Wegen des Coronavirus hat das kommunale Jobcenter PRO Arbeit des Landkreises Oder-Spree seit 17. März 2020 seinen Zugang für den Publikumsverkehr eingeschränkt. Weitere Informationen finden Sie in der nachfolgenden Bürgerinformation:

Zudem gelten bei der Erbringung von SGB II-Leistungen derzeit folgende Sonderregelungen:

  • Vermögen wird für die Dauer von sechs Monaten nur dann berücksichtigt, wenn es in erheblicher Höhe vorhanden ist (60.000 Euro für das erste zu berücksichtigende Haushaltsmitglied und 30.000 Euro für jedes weitere zu berücksichtigende Haushaltsmitglied). Sie müssen im Antrag erklären, ob erhebliches Vermögen vorhanden ist.
  • Die tatsächlichen Aufwendungen für Unterkunft und Heizung gelten für die Dauer von sechs Monaten als angemessen.
  • Diese erleichterten Zugangsbedingungen gelten bis zum 31. Dezember 2021.
  • Sofern über die Leistungen vorläufig entschieden wird, entscheidet das Jobcenter für Bewilligungzeiträume, die bis zum 31. März 2021 begonnen haben nur auf Antrag abschließend über den Leistungsanspruch.
  • Für Bewilligungszeiträume ab dem 1. April 2021 entscheidet das Jobcenter auch ohne gesonderten Antrag (wieder) abschließend, sofern die vorläufig gewährten Leistungen nicht dem tatsächlichen Leistungsanspruch entsprechen.

Beachten Sie unbedingt:

Endete Ihre aktuelle Leistungsbewilligung muss für eine Weiterbewilligung der Leistungen ein Folgeantrag gestelltwerden.Der Antrag kann für den laufenden Monat bis zum Monatsletzten (Eingang im Jobcenter) gestellt werden (Antragsrückwirkung auf den 1. des Monats, § 37 Absatz 2 SGB II). Alle Bezieher von Leistungen der Grundsicherung nach dem SGB II (mit oder ohne Erfordernis einen Folgeantrag zu stellen) sind weiterhin verpflichtet dem Jobcenter mitzuteilen, wenn Änderungen eintreten, die für die Berechnung der Leistungen relevant sind.
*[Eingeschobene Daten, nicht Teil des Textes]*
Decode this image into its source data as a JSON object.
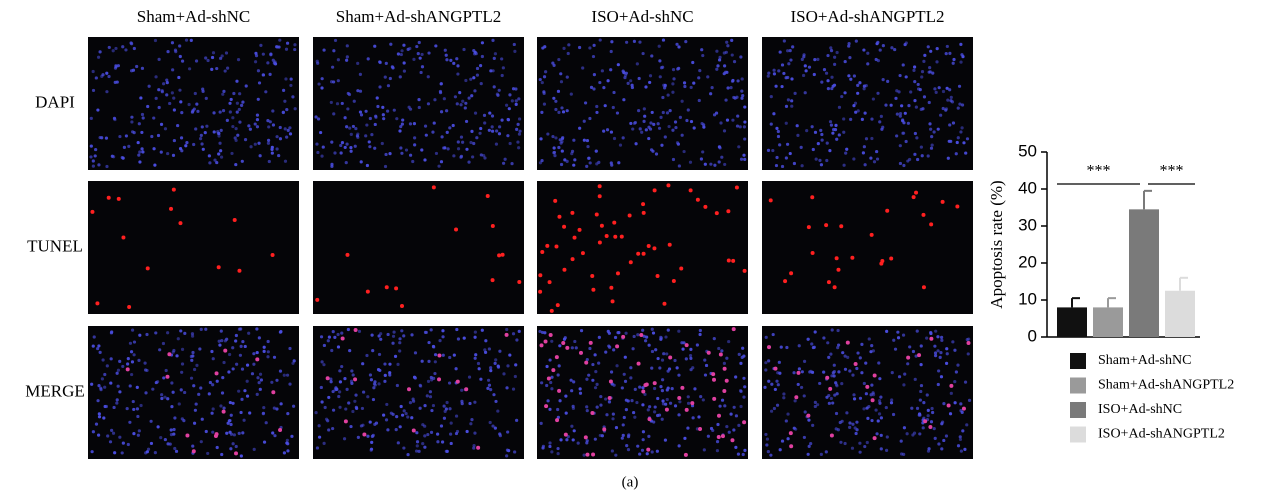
{
  "figure": {
    "columns": [
      "Sham+Ad-shNC",
      "Sham+Ad-shANGPTL2",
      "ISO+Ad-shNC",
      "ISO+Ad-shANGPTL2"
    ],
    "rows": [
      "DAPI",
      "TUNEL",
      "MERGE"
    ],
    "caption": "(a)"
  },
  "chart_data": {
    "type": "bar",
    "y_label": "Apoptosis rate (%)",
    "categories": [
      "Sham+Ad-shNC",
      "Sham+Ad-shANGPTL2",
      "ISO+Ad-shNC",
      "ISO+Ad-shANGPTL2"
    ],
    "values": [
      8,
      8,
      34.5,
      12.5
    ],
    "errors": [
      2.5,
      2.5,
      5,
      3.5
    ],
    "colors": [
      "#111111",
      "#9a9a9a",
      "#7a7a7a",
      "#dcdcdc"
    ],
    "ylim": [
      0,
      50
    ],
    "yticks": [
      0,
      10,
      20,
      30,
      40,
      50
    ],
    "annotations": [
      "***",
      "***"
    ],
    "legend": "bottom"
  }
}
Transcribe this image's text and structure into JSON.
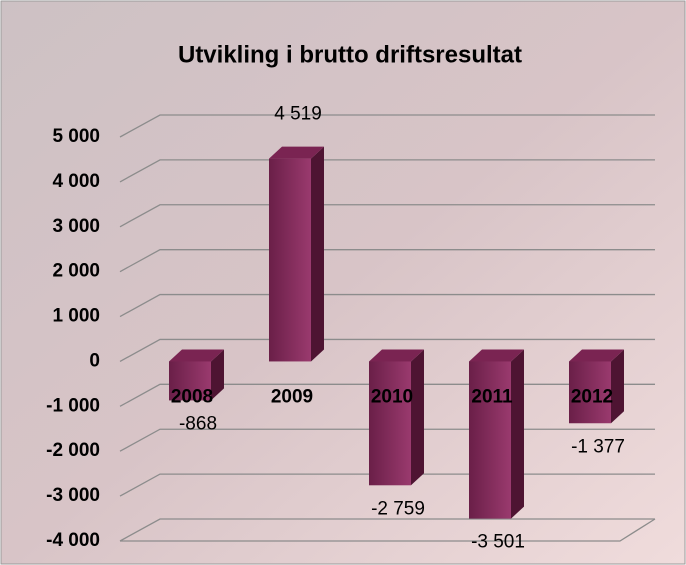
{
  "chart_data": {
    "type": "bar3d",
    "title": "Utvikling i brutto driftsresultat",
    "categories": [
      "2008",
      "2009",
      "2010",
      "2011",
      "2012"
    ],
    "values": [
      -868,
      4519,
      -2759,
      -3501,
      -1377
    ],
    "value_labels": [
      "-868",
      "4 519",
      "-2 759",
      "-3 501",
      "-1 377"
    ],
    "color": "#8e2f63",
    "ylim": [
      -4000,
      5000
    ],
    "yticks": [
      {
        "value": -4000,
        "label": "-4 000"
      },
      {
        "value": -3000,
        "label": "-3 000"
      },
      {
        "value": -2000,
        "label": "-2 000"
      },
      {
        "value": -1000,
        "label": "-1 000"
      },
      0,
      {
        "value": 1000,
        "label": "1 000"
      },
      {
        "value": 2000,
        "label": "2 000"
      },
      {
        "value": 3000,
        "label": "3 000"
      },
      {
        "value": 4000,
        "label": "4 000"
      },
      {
        "value": 5000,
        "label": "5 000"
      }
    ],
    "grid": true
  }
}
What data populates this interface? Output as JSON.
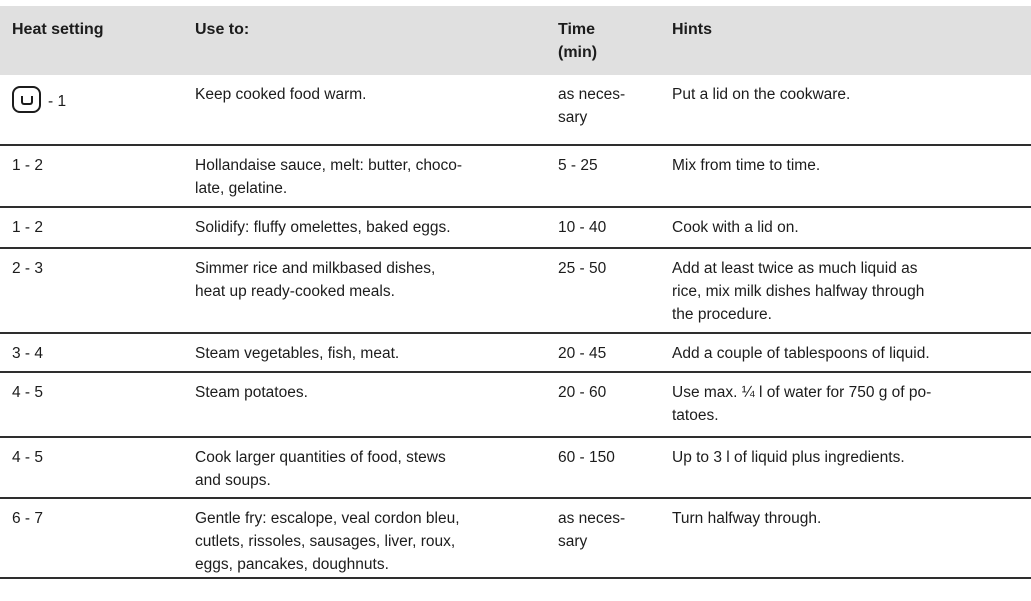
{
  "colors": {
    "header_bg": "#e0e0e0",
    "row_border": "#2e2e2e",
    "text": "#1c1c1c",
    "page_bg": "#ffffff"
  },
  "icons": {
    "keep_warm": "keep-warm-icon"
  },
  "table": {
    "header": [
      "Heat setting",
      "Use to:",
      "Time\n(min)",
      "Hints"
    ],
    "rows": [
      {
        "heat": "- 1",
        "use": "Keep cooked food warm.",
        "time": "as neces-\nsary",
        "hints": "Put a lid on the cookware."
      },
      {
        "heat": "1 - 2",
        "use": "Hollandaise sauce, melt: butter, choco-\nlate, gelatine.",
        "time": "5 - 25",
        "hints": "Mix from time to time."
      },
      {
        "heat": "1 - 2",
        "use": "Solidify: fluffy omelettes, baked eggs.",
        "time": "10 - 40",
        "hints": "Cook with a lid on."
      },
      {
        "heat": "2 - 3",
        "use": "Simmer rice and milkbased dishes,\nheat up ready-cooked meals.",
        "time": "25 - 50",
        "hints": "Add at least twice as much liquid as\nrice, mix milk dishes halfway through\nthe procedure."
      },
      {
        "heat": "3 - 4",
        "use": "Steam vegetables, fish, meat.",
        "time": "20 - 45",
        "hints": "Add a couple of tablespoons of liquid."
      },
      {
        "heat": "4 - 5",
        "use": "Steam potatoes.",
        "time": "20 - 60",
        "hints": "Use max. ¼ l of water for 750 g of po-\ntatoes."
      },
      {
        "heat": "4 - 5",
        "use": "Cook larger quantities of food, stews\nand soups.",
        "time": "60 - 150",
        "hints": "Up to 3 l of liquid plus ingredients."
      },
      {
        "heat": "6 - 7",
        "use": "Gentle fry: escalope, veal cordon bleu,\ncutlets, rissoles, sausages, liver, roux,\neggs, pancakes, doughnuts.",
        "time": "as neces-\nsary",
        "hints": "Turn halfway through."
      }
    ]
  }
}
PRO Arbeit - kommunales Jobcenter Oder-Spree

Besondere Einrichtung nach § 6a SGB II

Der Landkreis Oder-Spree hatte sich 2004, als eine von 69 op­tierenden Kommunen, zur eigenständigen Betreuung von Ar­beitslosengeld II-Empfängern entschlossen.

Für die Umsetzung dieser Aufgabe wurde das kommunale Jobcenter als besondere Einrichtung gemäß § 6a SGB II mit den Geschäftsbereichen Finanzen, Grundsicherung für Arbeitsuchende und Regionaler Arbeits­markt/Integration gegründet.


Bürgernah werden leistungsberechtigte Bürger und Arbeitsu­chende sowie Ausbildungsuchende an den Standorten Fürsten­walde, Beeskow, Eisenhüttenstadt, und Erkner beraten.

Einzugsbereiche der Standorte / Regionalstellen


Als Ansprechpartner steht den Leistungsberechtigten an den je­weiligen Standorten für die Aktivierung und Eingliederung in den Arbeitsmarkt der Persönliche Ansprechpartner (PAp) und für die Leistungsgewährung der Leistungsrechner (LeiR) zur Verfü­gung. Jugendliche unter 25 Jahren werden zusätzlich von speziellen Ansprechpartnern des Teams der Ausbildungsberatung (AUBI) betreut.

Das Team Arbeitgeberservice unterstützt die Eingliederungsbemühungen von Leistungsberechtigten durch die Arbeitsvermittler (AV) sowie die Eingliederung von Rehabilitanden und Menschen mit Behinderung durch die Integrationsberater (IB). Außerdem bearbeitet der Arbeitgeberservice an allen fünf Standorten die Anträge zur Förderung von Arbeitgebern, führt das Bewerbungsmanagement durch und akquiriert Arbeitsplätze bei den regionalen und überregionalen Arbeitgebern.

Das Team Projektentwicklung, als Bestandteil des Geschäftsberei­ches Regionaler Arbeitsmarkt, plant, organisiert und überwacht die Arbeits- und Beschäftigungsmaßnahmen des 2. Arbeitsmarktes, die Ausschreibungen von Qualifizierungsmaßnahmen und Ausbildungsplätzen für benachteiligte Jugendliche und den Einkauf von Eingliederungsmaßnahmen.